Ingenuity started off as a tech demo to push the aeronautical boundaries over the course of five flights.

Then we transitioned into an operational demo phase where we partnered with the Perseverance rover to do science and scouting.

But about a year ago, when the Perseverance rover started racing up the Jezero Crater delta, we actually found that we had to work pretty hard to stay ahead of the rover.

We decided it was time to shift gears again, once again pushing the boundaries of Martian flight.

This campaign really began in earnest with Flight 49, where we simultaneously set new speed and altitude records.

By Flight 62, we had nearly doubled our max speed and doubled our max altitude.

We also tested different landing speeds - faster to save energy and slower to reduce landing loads. Both of these strategies may be used on future helicopters.

We performed a type of flight testing called system identification.

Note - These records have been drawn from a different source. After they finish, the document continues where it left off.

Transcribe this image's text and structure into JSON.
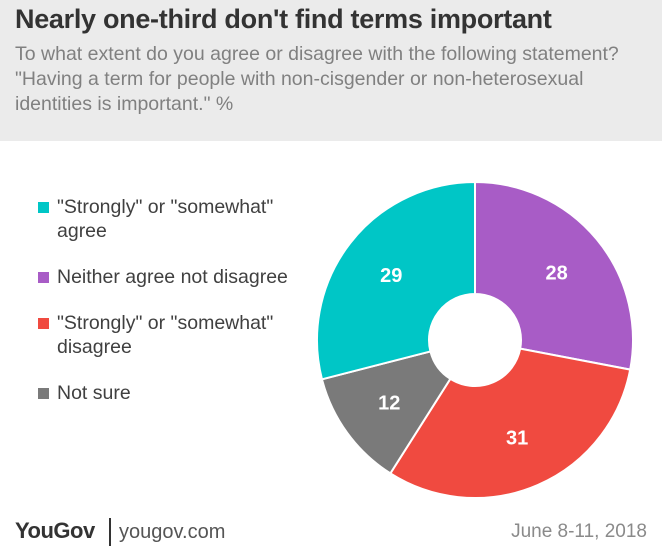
{
  "header": {
    "title": "Nearly one-third don't find terms important",
    "subtitle": "To what extent do you agree or disagree with the following statement? \"Having a term for people with non-cisgender or non-heterosexual identities is important.\" %"
  },
  "legend": {
    "items": [
      {
        "label": "\"Strongly\" or \"somewhat\" agree",
        "color": "#00c6c6"
      },
      {
        "label": "Neither agree not disagree",
        "color": "#a85cc6"
      },
      {
        "label": "\"Strongly\" or \"somewhat\" disagree",
        "color": "#f04a40"
      },
      {
        "label": "Not sure",
        "color": "#7a7a7a"
      }
    ]
  },
  "chart_data": {
    "type": "pie",
    "donut": true,
    "labels": [
      "\"Strongly\" or \"somewhat\" agree",
      "Neither agree not disagree",
      "\"Strongly\" or \"somewhat\" disagree",
      "Not sure"
    ],
    "values": [
      29,
      28,
      31,
      12
    ],
    "colors": [
      "#00c6c6",
      "#a85cc6",
      "#f04a40",
      "#7a7a7a"
    ],
    "data_labels": [
      "29",
      "28",
      "31",
      "12"
    ],
    "unit": "%",
    "start": "top, clockwise from 28"
  },
  "footer": {
    "brand": "YouGov",
    "url": "yougov.com",
    "date": "June 8-11, 2018"
  }
}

This is a crucial but risky procedure that helps us understand the vehicle's performance by how it responds.

Our team also devised new ways to target the high-resolution camera, which allows us to provide advanced reconnaissance imaging for the rover.

And we were able to take stunning shots like this one of Belva Crater from Flight 51.

In addition, Ingenuity conducted several first-of-their-kind experiments on Martian wind and dust movement, which gave us new insight into the Martian atmosphere.

What we've learned will help us design the next generation of Martian rotorcraft.

We're testing more efficient blades.

We’re also working on a Mars Science Helicopter concept that could potentially transport heavier payloads and take us to more exciting locations on Mars.

When people look back at ingenuity, I really hope that they see how much this one small helicopter has done to elevate the limits of human achievement.